In the recursion section of K&R's ANSI C book, they demonstrate a
version of quicksort [that] is not the fastest possible, but it's one of the simplest.
--The C Programming Language (ANSI C) - pg. 87
In its entirety:
/*qsort: sort v[left]...v[right] into increasing order*/
void qsort(int v[], int left, int right){
int i, last;
/*do nothing if array has less than 2 elements*/
if(left >= right)
return;
swap(v, left, (left + right) / 2);
last = left;
/*partition*/
for(i = left + 1; i <= right; i++)
if(v[i] < v[left])
swap(v, ++last, i);
swap(v, left, last); /*reset partition element*/
qsort(v, left, last - 1);
qsort(v, last + 1, right);
}
where swap(v, i, j)
swaps two members of the array v
.
I'm trying to figure out how this sorts the array. It looks like last
is an array element that separates the array into two smaller arrays and then swapped with the left bounding element.

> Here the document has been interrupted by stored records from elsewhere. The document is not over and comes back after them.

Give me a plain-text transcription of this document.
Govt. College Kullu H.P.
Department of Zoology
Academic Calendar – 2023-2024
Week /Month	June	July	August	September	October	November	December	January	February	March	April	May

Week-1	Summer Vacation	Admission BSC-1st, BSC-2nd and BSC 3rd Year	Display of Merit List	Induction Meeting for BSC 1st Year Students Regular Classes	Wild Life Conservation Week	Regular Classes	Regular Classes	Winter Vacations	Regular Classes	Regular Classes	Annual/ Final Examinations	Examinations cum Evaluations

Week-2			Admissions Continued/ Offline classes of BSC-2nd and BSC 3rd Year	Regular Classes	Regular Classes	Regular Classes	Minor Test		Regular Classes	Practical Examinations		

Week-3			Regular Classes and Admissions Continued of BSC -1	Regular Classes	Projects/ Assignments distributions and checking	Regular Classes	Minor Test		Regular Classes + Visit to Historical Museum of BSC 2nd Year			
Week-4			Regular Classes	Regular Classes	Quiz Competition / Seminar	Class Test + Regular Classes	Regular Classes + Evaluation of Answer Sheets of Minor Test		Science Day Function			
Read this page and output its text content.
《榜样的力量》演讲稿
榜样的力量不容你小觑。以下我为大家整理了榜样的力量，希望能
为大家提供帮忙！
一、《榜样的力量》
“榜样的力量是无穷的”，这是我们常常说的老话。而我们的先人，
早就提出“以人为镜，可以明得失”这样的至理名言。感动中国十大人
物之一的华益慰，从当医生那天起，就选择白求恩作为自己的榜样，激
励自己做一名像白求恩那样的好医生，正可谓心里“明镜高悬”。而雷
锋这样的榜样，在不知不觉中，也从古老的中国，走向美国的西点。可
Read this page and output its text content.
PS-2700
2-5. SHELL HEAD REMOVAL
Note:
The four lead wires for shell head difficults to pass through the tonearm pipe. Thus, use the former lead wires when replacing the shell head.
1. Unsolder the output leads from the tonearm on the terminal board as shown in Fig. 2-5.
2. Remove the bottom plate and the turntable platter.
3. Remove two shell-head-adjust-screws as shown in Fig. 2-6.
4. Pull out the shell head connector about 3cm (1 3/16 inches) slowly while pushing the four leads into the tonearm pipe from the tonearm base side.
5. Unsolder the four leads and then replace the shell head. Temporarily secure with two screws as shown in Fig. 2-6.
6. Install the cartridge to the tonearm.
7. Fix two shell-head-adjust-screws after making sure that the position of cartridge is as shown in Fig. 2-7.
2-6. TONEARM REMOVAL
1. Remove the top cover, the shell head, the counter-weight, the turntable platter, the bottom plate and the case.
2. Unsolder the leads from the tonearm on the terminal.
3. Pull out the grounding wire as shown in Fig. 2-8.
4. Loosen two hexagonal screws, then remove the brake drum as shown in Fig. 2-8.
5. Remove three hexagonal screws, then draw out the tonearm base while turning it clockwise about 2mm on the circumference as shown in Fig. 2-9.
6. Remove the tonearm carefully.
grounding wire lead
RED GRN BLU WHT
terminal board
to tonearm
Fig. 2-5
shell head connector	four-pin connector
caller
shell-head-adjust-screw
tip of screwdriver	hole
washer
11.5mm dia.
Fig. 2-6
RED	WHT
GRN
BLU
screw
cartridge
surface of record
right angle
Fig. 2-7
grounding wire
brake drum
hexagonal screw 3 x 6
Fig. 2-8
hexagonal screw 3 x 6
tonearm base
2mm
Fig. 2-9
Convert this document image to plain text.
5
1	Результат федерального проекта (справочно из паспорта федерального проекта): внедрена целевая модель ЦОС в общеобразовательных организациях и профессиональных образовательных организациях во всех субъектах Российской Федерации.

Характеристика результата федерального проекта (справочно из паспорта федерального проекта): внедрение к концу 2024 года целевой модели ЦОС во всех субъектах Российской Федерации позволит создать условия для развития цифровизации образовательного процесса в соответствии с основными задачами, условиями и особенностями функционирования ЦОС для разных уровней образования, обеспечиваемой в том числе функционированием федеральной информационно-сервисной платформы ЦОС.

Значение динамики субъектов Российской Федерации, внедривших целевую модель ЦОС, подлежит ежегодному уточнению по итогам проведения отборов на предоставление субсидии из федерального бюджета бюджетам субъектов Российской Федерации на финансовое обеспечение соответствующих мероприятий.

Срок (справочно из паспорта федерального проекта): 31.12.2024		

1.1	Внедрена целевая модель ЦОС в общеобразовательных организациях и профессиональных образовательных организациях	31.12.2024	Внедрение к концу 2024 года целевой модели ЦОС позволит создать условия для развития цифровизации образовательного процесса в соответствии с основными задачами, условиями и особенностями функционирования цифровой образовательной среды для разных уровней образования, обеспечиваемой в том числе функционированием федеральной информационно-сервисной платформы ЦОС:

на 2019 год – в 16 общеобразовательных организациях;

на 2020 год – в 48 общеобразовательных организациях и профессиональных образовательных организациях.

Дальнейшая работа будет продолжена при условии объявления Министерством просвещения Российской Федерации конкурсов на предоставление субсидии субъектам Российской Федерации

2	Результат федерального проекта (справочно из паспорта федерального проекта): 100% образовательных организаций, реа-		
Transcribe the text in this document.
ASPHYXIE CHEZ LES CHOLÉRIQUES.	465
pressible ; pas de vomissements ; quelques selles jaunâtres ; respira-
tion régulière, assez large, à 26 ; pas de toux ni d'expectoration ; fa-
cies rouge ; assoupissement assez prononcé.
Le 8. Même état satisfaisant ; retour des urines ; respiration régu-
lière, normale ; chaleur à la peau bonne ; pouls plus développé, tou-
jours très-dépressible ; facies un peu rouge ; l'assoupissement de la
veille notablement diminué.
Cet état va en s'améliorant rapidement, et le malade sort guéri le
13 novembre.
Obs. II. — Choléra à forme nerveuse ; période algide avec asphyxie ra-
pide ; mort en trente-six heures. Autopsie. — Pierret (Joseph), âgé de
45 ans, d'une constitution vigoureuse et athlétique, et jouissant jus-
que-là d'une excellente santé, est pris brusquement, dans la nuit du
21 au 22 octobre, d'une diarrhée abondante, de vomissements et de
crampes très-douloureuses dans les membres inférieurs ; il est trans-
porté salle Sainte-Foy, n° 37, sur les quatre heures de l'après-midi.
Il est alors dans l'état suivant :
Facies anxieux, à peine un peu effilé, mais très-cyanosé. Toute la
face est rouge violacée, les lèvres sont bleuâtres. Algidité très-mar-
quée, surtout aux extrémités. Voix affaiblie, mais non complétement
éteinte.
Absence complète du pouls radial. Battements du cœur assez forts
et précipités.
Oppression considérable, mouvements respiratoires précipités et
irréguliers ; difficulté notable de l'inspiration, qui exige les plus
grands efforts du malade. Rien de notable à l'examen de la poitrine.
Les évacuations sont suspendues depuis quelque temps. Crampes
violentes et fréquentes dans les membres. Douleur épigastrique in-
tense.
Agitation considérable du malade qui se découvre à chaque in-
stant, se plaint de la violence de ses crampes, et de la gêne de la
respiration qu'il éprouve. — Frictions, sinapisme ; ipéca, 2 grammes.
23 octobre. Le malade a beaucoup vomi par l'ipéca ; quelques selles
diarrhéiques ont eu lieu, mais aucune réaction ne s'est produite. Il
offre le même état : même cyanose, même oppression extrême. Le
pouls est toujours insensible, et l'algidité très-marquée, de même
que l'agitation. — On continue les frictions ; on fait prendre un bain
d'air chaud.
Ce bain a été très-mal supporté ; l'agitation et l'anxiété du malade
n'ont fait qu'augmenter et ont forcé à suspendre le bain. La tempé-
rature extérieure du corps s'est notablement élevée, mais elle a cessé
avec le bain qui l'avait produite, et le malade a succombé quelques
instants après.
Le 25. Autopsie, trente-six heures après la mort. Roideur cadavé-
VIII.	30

It is then compared to all elements up to the right bound, swapping each smaller element with ++last
(why?).
Finally, the partition element is swapped back in and the two subarrays are sorted separately.
If I understand the recursion correctly, this algorithm means at the end of one pass all the elements to the left of last
are smaller than all the elements to the right of last
. I am having trouble finding an explanation because most qsort
algorithms are more complicated than this one.